[Math] Sample points from a multivariate normal distribution using only the precision matrix

linear algebra

I have a problem where I can directly compute the (sparse) precision matrix (inverse of the covariance) of a multivariate normal distribution, but the covariance itself is not sparse and I don't want to invert things. I would like to sample points using the precision matrix. What's a fast way to do this?

I do know that the standard procedure is to compute the cholesky decomposition of the covariance, that is find lower triangular matrix L such that $LL' = \Sigma$ and then use a univariate generator to compute a vector of iid normal points $u$ so that finally the vector $z = \mu + Lu$ has the correct covariance. But that would require me computing the covariance AND then taking its Cholesky decomposition. Is there anything faster, using the fact that I have the precision matrix?

Best Answer

As is pointed out in the statement, any matrix decomposition $\mathbf{L}$ such that $\mathbf{LL}^\top = \boldsymbol{\Sigma}$ gives you a way to sample from the multivariate Gaussian distribution. Simply set $\boldsymbol{z} = \boldsymbol{\mu} + \mathbf{L}\boldsymbol{y}$, where $\boldsymbol{y}$ is a vector of independent univariate Gaussian variates and $\boldsymbol{\mu}$ your mean vector.

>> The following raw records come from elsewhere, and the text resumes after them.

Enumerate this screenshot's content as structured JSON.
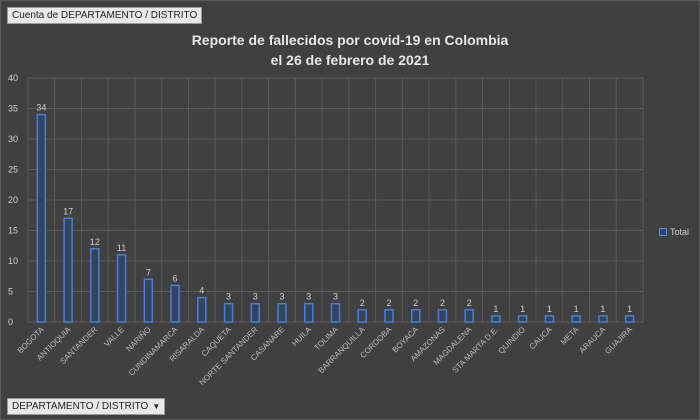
{
  "pivot": {
    "value_field_label": "Cuenta de DEPARTAMENTO / DISTRITO",
    "axis_field_label": "DEPARTAMENTO / DISTRITO",
    "axis_field_arrow": "▼"
  },
  "legend": {
    "label": "Total",
    "color": "#4a7fd0"
  },
  "colors": {
    "background": "#404040",
    "bar_border": "#4a7fd0",
    "bar_fill": "#33445f",
    "grid": "#5a5a5a",
    "text": "#d0d0d0"
  },
  "chart_data": {
    "type": "bar",
    "title": "Reporte de fallecidos por covid-19 en Colombia el 26 de febrero de 2021",
    "title_lines": [
      "Reporte de fallecidos por covid-19 en Colombia",
      "el 26 de febrero de 2021"
    ],
    "xlabel": "DEPARTAMENTO / DISTRITO",
    "ylabel": "",
    "ylim": [
      0,
      40
    ],
    "yticks": [
      0,
      5,
      10,
      15,
      20,
      25,
      30,
      35,
      40
    ],
    "grid": true,
    "legend_position": "right",
    "categories": [
      "BOGOTA",
      "ANTIOQUIA",
      "SANTANDER",
      "VALLE",
      "NARIÑO",
      "CUNDINAMARCA",
      "RISARALDA",
      "CAQUETA",
      "NORTE SANTANDER",
      "CASANARE",
      "HUILA",
      "TOLIMA",
      "BARRANQUILLA",
      "CORDOBA",
      "BOYACA",
      "AMAZONAS",
      "MAGDALENA",
      "STA MARTA D.E.",
      "QUINDIO",
      "CAUCA",
      "META",
      "ARAUCA",
      "GUAJIRA"
    ],
    "series": [
      {
        "name": "Total",
        "values": [
          34,
          17,
          12,
          11,
          7,
          6,
          4,
          3,
          3,
          3,
          3,
          3,
          2,
          2,
          2,
          2,
          2,
          1,
          1,
          1,
          1,
          1,
          1
        ]
      }
    ]
  }
}
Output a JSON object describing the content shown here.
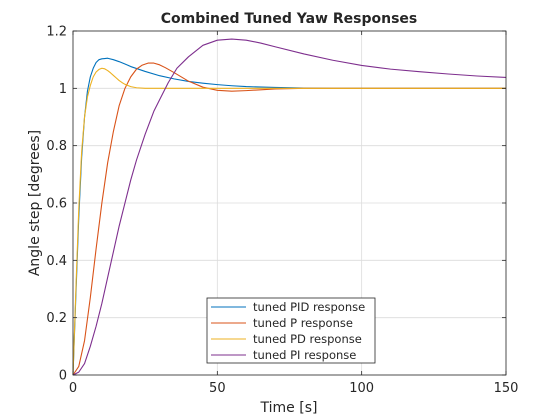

The matrix decomposition is not unique, so an efficient (and convenient way) to use the sparsity is to find the Cholesky decomposition of the precision matrix.

Starting with the positive-definite precision matrix $\boldsymbol{\Sigma}^{-1}$, compute its sparse Cholesky decomposition as $\boldsymbol{\Sigma}^{-1}=\mathbf{T}\mathbf{T}^\top$, where $\mathbf{T}$ is a lower triangular (sparse) matrix. The inverse of that Cholesky root, the lower triangular matrix $\mathbf{T}^{-1}$, can then be obtained by back-solving. There are dedicated algorithms to do these calculations efficiently using the sparse structure (these may require reordering).

Since $\mathbf{T}^{-\top} \mathbf{T}^{-1} = \boldsymbol{\Sigma}$, you can use the matrix $\mathbf{L} \equiv \mathbf{T}^{-\top}$ in your algorithm.